Justitia, die römische Göttin des Rechtswesens - ein "politisches Durchgriffsrecht auf konkrete Strafverfahren" wäre "fatal", warnt der Richterbund (Archivbild).
Quelle: ddp
Der Deutsche Richterbund hat die künftige Bundesregierung dazu aufgerufen, die Justiz besser vor autoritären Kräften zu schützen. "Der verbesserte Schutz des Bundesverfassungsgerichts vor gezielten politischen Eingriffen kann nur ein erster Schritt gewesen sein", sagte der Bundesgeschäftsführer des Deutschen Richterbundes, Sven Rebehn. den Zeitungen der Funke Mediengruppe vom Sonntag.
Es werde "immer klarer, dass es weitere Initiativen braucht, um den Rechtsstaat wetterfest zu machen und die Unabhängigkeit der Justiz gegen Durchgriffsversuche illiberaler Kräfte zu sichern". Konkret warnte Rebehn vor einem politischen Missbrauch der Strafverfolgung.

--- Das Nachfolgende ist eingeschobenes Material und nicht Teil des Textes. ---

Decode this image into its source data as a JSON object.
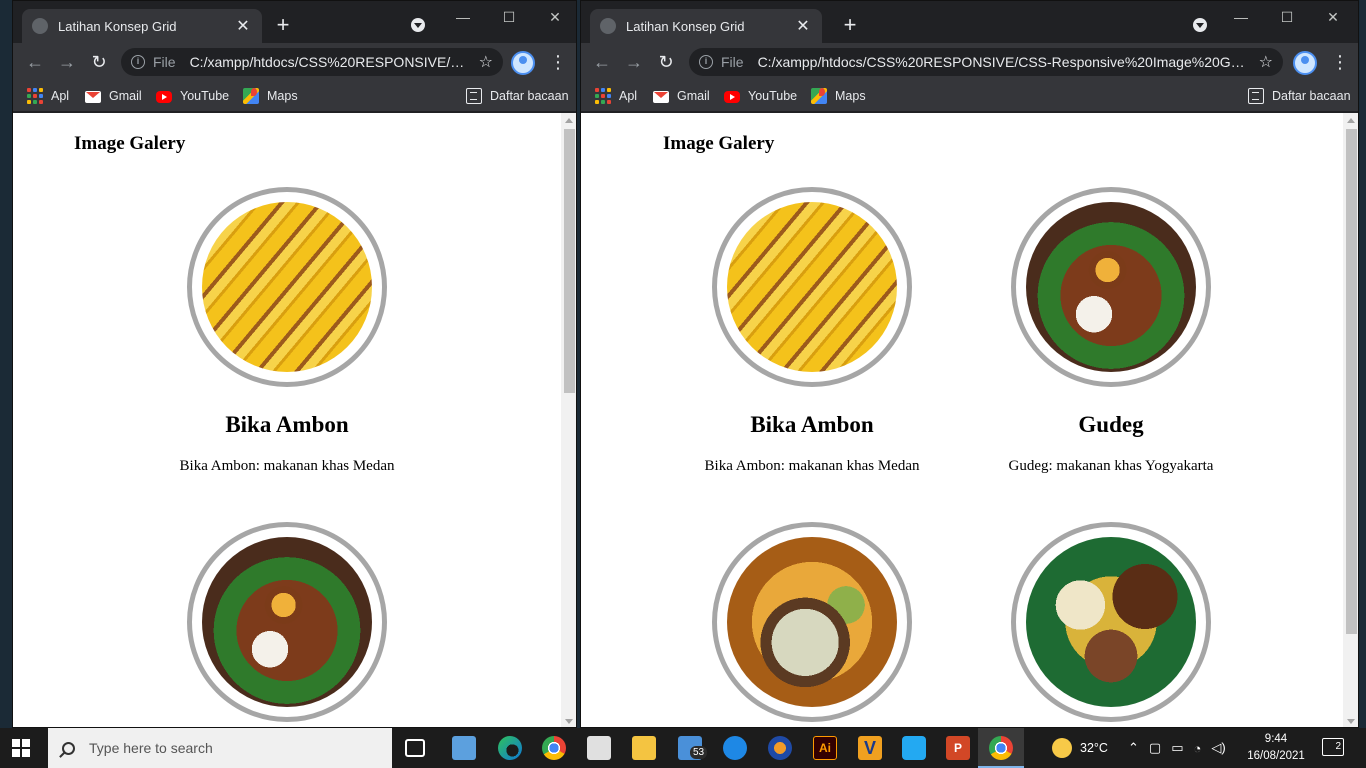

Die "gesetzlichen Einfallstore" für einen politischen Missbrauch der Strafverfolgung müssten "dringend geschlossen" werden.
Das aus dem vorletzten Jahrhundert stammende Weisungsrecht der Justizminister für Ermittlungen der Staatsanwaltschaften ist Gift für das Vertrauen der Menschen in eine objektive Strafjustiz.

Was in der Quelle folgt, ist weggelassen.